Contrarily, separating the classes out provides the opportunity for composition, allowing (for example) the gateway to vary in isolation from the rest of the code. Different gateway implementations, corresponding to different back-ends, can be composed in at runtime (and test time) for greater flexibility.

  • See, this answer is kind of reinforcing my gut feeling that I'm not quite implementing this properly. The one thing I'm questioning is whether or not the Factory should be a part of the Repository. Since the Factory and Gateway are so closely tied together, the Factory seems like a dependency of the Gateway, not the Repository. – Greg Burghardt Oct 26 '15 at 17:19
  • StackOverflow question related to converting DataTable objects to Dictionaries: Transform a DataTable into Dictionary C# – Greg Burghardt Oct 26 '15 at 17:24
2

Examples written in Java. I think something similar can be done in C#.
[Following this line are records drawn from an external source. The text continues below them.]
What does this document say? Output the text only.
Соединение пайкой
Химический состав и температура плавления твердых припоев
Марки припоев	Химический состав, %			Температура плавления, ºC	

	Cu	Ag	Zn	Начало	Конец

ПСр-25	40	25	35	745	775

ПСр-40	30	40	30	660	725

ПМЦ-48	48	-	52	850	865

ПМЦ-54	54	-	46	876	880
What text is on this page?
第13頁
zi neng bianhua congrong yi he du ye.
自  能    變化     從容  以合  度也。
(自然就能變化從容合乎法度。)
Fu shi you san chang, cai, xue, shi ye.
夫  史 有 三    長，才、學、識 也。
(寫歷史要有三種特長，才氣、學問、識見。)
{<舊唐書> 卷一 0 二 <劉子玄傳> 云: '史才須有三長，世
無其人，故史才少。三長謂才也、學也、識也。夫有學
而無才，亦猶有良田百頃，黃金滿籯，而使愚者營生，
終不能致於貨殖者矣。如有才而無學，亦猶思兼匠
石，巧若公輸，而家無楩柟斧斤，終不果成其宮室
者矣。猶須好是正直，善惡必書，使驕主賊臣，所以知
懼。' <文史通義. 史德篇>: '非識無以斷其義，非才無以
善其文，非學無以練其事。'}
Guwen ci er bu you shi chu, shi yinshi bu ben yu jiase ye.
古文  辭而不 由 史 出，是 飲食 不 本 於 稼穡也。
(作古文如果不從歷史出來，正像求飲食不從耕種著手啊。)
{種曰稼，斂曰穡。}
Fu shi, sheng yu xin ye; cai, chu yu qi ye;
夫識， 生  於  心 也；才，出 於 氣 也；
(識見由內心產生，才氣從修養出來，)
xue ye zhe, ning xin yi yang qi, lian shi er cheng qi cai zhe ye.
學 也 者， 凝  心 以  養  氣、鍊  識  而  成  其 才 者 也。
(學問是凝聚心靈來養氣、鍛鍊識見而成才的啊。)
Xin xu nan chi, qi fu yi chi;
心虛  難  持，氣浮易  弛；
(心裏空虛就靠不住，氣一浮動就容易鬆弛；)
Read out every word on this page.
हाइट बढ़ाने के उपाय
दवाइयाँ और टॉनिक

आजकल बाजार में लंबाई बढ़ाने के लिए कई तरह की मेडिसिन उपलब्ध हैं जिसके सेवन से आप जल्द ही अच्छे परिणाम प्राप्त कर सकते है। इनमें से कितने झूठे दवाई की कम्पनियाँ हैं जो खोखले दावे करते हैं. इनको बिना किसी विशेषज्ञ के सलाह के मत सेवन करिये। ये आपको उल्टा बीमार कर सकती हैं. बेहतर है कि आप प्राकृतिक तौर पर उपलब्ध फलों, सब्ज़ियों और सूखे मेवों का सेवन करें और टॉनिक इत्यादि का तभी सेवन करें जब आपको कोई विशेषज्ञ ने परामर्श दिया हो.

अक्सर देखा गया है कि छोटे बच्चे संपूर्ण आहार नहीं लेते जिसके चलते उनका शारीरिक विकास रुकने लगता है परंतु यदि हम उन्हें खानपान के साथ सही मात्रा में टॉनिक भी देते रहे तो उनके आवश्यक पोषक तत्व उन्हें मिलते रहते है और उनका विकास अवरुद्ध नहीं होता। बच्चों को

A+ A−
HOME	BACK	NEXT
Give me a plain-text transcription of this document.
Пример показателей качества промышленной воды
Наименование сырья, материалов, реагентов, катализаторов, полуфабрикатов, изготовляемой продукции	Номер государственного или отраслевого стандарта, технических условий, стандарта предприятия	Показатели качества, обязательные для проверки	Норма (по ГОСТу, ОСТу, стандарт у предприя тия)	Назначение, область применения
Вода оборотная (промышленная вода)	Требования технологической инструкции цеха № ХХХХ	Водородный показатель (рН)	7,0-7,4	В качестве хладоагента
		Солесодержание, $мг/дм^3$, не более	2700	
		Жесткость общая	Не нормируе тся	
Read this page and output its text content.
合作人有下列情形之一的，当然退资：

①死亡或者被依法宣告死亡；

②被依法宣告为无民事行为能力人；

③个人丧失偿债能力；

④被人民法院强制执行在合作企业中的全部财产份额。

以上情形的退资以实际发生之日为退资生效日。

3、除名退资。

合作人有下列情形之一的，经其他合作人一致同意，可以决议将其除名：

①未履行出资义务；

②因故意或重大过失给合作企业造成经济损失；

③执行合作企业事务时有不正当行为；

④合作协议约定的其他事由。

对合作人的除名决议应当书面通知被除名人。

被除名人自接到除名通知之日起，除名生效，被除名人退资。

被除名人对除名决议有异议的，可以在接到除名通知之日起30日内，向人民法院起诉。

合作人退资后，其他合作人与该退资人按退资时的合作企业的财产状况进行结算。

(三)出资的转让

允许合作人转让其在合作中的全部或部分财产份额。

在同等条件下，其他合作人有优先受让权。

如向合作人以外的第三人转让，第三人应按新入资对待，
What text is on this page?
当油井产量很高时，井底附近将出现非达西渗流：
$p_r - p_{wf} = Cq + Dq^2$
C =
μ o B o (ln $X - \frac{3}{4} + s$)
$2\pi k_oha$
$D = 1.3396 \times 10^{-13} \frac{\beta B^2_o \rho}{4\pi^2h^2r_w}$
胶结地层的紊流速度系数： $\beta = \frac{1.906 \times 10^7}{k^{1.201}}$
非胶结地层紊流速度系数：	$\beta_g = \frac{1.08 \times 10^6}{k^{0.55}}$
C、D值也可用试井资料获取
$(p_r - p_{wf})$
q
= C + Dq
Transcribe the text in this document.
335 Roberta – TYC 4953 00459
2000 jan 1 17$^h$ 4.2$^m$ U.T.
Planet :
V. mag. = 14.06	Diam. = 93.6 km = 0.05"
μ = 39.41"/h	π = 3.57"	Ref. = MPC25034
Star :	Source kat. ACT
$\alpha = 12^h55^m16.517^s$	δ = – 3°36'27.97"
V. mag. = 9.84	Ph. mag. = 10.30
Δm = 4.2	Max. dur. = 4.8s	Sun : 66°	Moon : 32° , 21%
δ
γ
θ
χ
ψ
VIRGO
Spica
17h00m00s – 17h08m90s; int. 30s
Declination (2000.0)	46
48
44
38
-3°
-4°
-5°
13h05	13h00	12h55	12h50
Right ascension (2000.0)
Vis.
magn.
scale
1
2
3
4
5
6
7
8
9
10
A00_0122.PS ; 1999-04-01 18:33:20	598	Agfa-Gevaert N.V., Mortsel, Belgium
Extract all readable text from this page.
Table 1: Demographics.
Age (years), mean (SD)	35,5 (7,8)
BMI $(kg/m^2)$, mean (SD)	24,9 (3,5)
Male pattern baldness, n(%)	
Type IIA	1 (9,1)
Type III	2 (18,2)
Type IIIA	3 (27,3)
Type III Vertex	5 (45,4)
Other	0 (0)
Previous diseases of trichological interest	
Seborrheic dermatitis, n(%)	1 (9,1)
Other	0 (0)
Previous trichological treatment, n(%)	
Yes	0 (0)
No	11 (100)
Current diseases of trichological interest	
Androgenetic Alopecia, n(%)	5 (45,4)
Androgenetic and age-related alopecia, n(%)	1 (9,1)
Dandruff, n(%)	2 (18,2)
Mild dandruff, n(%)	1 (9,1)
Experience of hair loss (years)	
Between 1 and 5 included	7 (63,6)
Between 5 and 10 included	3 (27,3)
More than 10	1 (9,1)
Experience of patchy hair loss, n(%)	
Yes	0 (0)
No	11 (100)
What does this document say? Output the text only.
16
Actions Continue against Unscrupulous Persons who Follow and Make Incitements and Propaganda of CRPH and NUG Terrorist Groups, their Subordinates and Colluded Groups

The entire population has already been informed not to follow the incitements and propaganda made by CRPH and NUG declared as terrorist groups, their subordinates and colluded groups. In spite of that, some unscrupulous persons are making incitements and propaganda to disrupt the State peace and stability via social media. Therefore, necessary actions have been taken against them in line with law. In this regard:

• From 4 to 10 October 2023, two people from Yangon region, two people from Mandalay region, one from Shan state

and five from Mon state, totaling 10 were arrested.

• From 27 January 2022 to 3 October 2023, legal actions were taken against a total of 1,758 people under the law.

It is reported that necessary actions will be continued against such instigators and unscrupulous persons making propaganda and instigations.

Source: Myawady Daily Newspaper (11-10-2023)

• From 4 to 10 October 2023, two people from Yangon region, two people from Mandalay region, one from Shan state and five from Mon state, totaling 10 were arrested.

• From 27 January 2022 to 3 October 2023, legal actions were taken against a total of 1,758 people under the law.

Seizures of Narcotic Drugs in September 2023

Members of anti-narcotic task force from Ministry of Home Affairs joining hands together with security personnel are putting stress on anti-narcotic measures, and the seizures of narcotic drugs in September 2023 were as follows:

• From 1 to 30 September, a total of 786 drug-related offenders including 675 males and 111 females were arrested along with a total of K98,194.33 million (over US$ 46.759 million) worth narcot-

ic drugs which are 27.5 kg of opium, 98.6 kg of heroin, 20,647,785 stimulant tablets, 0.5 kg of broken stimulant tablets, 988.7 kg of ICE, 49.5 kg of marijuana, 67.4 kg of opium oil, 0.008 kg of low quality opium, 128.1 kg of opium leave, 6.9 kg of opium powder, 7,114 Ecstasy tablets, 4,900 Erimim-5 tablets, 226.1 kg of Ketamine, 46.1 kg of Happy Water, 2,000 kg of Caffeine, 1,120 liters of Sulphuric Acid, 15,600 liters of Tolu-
public interface GenericRow {
  String getString(String fieldName);
  Integer getInteger(String fieldName);
  Long getLong(String fieldName);
  Timestamp getDate(String fieldName);
  // getters for other types
}

public interface BlogGateway {
  GenericRow find(long id);
}

The same, but with some degree of compile-time type-safety (more elegant IMHO).

public interface Row<T extends Enum<T>> {
  String getString(T field);
  Integer getInteger(T field);
  Long getLong(T field);
  Timestamp getDate(T field);
}

public enum BlogField {
  TITLE,
}

public interface BlogGateway {
  Row<BlogField> find(long id);
}
  • 1
    Interesting. This seems to answer a couple questions, actually: 1) Where do I put the canonical source of field names; 2) How do I make the data "generic"? – Greg Burghardt Oct 26 '15 at 17:20
0

There is one instance where I can see that adding theses extra Gateway and Factory layers could help. That is when you are creating a CRUD style repo per Model

This is often seen with the use of generics. ie

Repo<Customer> repo = new Repo<Customer>();
Customer c = repo.GetById("1");

With this pattern you can see that you can create a generic Repo class if you also have generic Factories/Gateways for the various objects.

In this case they could use/return either the non sql specific DataRow a dictionary of Key Value pairs or similar.